Security for the All Blacks in Paris on their end-of-year tour will be stepped up in the wake of the ongoing terror attacks in France.

Steve Hansen's back-to-back world champions will take four games on the road in November, facing Ireland in Chicago and Dublin, Italy in Rome and France in Paris.

With recent high-profile terror attacks seeing 217 people killed in Paris and Nice, terror experts expect French agencies to provide an armed motorcade for the All Blacks to and from the Stade de France for the November 27 clash.

The Stade de France is just 8km from the Bataclan theatre where 89 people were massacred last November. Dr Paul Buchanan, a former intelligence and defence consultant to US Government agencies, says European terror attacks would have officials in a state of "heightened security" for the All Blacks' visit.


He believed armed guards will accompany the All Blacks during the French leg of the season-ending tour. Buchanan said although rugby's lower profile than football makes it a less likely target, if the world's top team travelled without armed protection, that carried the risk of an opportunist attack.

"France is an issue.
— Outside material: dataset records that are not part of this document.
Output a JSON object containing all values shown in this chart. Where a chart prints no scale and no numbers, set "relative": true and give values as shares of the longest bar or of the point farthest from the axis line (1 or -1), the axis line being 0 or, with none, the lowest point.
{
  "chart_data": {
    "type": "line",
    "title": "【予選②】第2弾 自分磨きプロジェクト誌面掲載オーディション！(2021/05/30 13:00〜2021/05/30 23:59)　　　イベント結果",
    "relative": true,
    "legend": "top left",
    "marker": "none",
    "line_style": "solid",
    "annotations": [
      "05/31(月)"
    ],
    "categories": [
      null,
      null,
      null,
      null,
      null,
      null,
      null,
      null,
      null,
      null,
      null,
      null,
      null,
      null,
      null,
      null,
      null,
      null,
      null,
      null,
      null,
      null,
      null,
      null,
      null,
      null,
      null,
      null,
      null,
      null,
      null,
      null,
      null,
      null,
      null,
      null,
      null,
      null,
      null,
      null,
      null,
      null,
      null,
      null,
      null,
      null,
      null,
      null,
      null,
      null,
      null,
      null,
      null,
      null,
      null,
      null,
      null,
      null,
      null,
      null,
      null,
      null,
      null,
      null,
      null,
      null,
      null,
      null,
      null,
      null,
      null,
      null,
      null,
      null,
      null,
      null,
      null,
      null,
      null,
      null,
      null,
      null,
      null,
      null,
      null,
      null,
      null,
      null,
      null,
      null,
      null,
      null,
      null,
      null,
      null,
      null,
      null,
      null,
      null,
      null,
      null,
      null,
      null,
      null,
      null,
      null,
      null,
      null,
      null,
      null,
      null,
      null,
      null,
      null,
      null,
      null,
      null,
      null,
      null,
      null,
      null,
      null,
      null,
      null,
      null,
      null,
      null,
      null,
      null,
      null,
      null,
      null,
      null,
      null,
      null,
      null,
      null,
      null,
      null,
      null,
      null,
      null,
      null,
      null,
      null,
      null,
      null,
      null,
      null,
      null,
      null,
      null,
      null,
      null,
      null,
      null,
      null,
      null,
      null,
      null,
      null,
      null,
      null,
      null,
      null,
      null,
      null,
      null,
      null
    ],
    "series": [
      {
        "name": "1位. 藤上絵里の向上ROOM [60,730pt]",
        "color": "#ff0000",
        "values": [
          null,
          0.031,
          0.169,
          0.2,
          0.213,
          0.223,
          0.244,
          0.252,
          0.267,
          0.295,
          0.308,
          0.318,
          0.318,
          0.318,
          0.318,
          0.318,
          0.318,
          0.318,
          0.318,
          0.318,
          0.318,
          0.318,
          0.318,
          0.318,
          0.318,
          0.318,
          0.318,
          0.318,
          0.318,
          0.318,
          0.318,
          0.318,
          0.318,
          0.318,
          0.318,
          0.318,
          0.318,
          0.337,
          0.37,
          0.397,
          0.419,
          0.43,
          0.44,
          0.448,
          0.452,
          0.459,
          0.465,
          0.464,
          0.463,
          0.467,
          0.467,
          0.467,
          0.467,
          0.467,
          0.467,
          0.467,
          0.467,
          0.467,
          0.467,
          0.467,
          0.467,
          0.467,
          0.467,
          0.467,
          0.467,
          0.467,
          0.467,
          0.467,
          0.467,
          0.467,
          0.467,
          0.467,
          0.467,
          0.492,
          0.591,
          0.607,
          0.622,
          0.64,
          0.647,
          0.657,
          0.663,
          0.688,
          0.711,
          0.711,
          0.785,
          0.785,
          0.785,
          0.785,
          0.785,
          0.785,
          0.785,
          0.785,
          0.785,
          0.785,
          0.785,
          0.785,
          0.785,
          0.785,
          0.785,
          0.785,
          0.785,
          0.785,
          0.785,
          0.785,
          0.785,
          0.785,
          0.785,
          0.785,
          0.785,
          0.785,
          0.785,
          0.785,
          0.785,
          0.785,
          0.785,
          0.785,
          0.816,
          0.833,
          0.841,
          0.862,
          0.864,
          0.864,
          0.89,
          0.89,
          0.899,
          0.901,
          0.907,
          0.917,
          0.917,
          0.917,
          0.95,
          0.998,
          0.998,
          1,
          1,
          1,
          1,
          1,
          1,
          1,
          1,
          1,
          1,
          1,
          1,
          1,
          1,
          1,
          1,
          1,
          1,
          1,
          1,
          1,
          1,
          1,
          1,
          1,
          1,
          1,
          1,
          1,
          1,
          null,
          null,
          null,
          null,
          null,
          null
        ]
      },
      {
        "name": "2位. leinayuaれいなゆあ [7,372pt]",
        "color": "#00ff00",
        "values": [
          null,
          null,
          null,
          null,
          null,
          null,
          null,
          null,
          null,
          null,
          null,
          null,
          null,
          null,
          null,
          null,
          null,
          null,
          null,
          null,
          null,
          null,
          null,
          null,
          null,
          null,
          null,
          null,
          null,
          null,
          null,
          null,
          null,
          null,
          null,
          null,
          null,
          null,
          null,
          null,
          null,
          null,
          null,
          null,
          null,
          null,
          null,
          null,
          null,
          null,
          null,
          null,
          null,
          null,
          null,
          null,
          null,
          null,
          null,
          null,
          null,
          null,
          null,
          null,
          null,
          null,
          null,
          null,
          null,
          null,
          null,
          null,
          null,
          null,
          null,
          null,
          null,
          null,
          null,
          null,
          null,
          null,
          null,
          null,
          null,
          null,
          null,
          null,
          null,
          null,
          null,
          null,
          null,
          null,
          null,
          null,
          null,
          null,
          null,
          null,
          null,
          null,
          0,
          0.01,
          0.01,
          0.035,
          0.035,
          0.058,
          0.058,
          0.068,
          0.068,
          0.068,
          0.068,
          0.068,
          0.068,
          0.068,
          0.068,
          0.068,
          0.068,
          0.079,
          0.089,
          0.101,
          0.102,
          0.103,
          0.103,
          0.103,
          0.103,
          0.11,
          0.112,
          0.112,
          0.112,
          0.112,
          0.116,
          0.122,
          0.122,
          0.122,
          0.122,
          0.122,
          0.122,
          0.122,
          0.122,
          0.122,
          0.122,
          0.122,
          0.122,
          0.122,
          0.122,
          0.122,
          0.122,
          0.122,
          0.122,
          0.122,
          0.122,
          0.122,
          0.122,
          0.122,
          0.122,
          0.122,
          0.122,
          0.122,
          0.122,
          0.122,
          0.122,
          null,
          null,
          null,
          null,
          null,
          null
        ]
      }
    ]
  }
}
It has not only been a target, but France and Belgium are the seed of homegrown Islamic extremism in Europe. Increased precautions have to at least be thought of when it comes to the All Blacks travelling in France," Buchanan told the Herald on Sunday.

"It would be prudent for the French gendarmes to surround the buses and they will certainly surround the stadiums with increased security, because if nothing else it's a deterrent.

"Some of these guys [terrorists] are seasoned fighters, veterans who know how to plan, but a lot are opportunists. So when you put heavily armed police riding on a motorcade, the show of force alone will deter those kinds of opportunists."

The All Blacks have previously been protected by armed guards in France. At the 2007 Rugby World Cup, several elite armed police officers - who were decked out in All Blacks training and casual gear - accompanied the team.

New Zealand Rugby were this week silent about security plans. General manager Neil Sorensen said it took the "safety and wellbeing of our players very seriously, especially when they are travelling overseas".

NZ Rugby would not answer questions about security planning for the tour, including whether the All Blacks will have armed guards and whether it will seek independent advice. It will liaise with the Ministry of Foreign Affairs and Trade.

Buchanan expected NZ Rugby bosses to also be working with French authorities.

"A heightened state of security must be adapted by NZR and the French," he said. "I'm fairly confident the French police, in light of these repeat attacks, are working very hard to better co-ordinate intelligence on the possibility that an All Blacks tour might be targeted."

Chief executive of the New Zealand Rugby Players' Association, Rob Nichol - who has been involved in overseas security for 15 years - said the issue of armed guards would rely on advice from experts.

It is usual to have site visits two months before an event and constant information updates.

"Our teams have toured through Europe before when times have not been that settled, and we've had a Rugby World Cup in France, the security measures the French Government are capable of putting in place are quite phenomenal," he said.

Nichol also said administrators should make the call about whether it was safe to travel.

"This business of 'it's up to the athletes to decide if they go or not' is completely unfair. If the administration determine it is okay to go, then they're saying they've got the team's safety in hand," he said.

Nichol said no All Blacks had yet expressed concerns over Paris.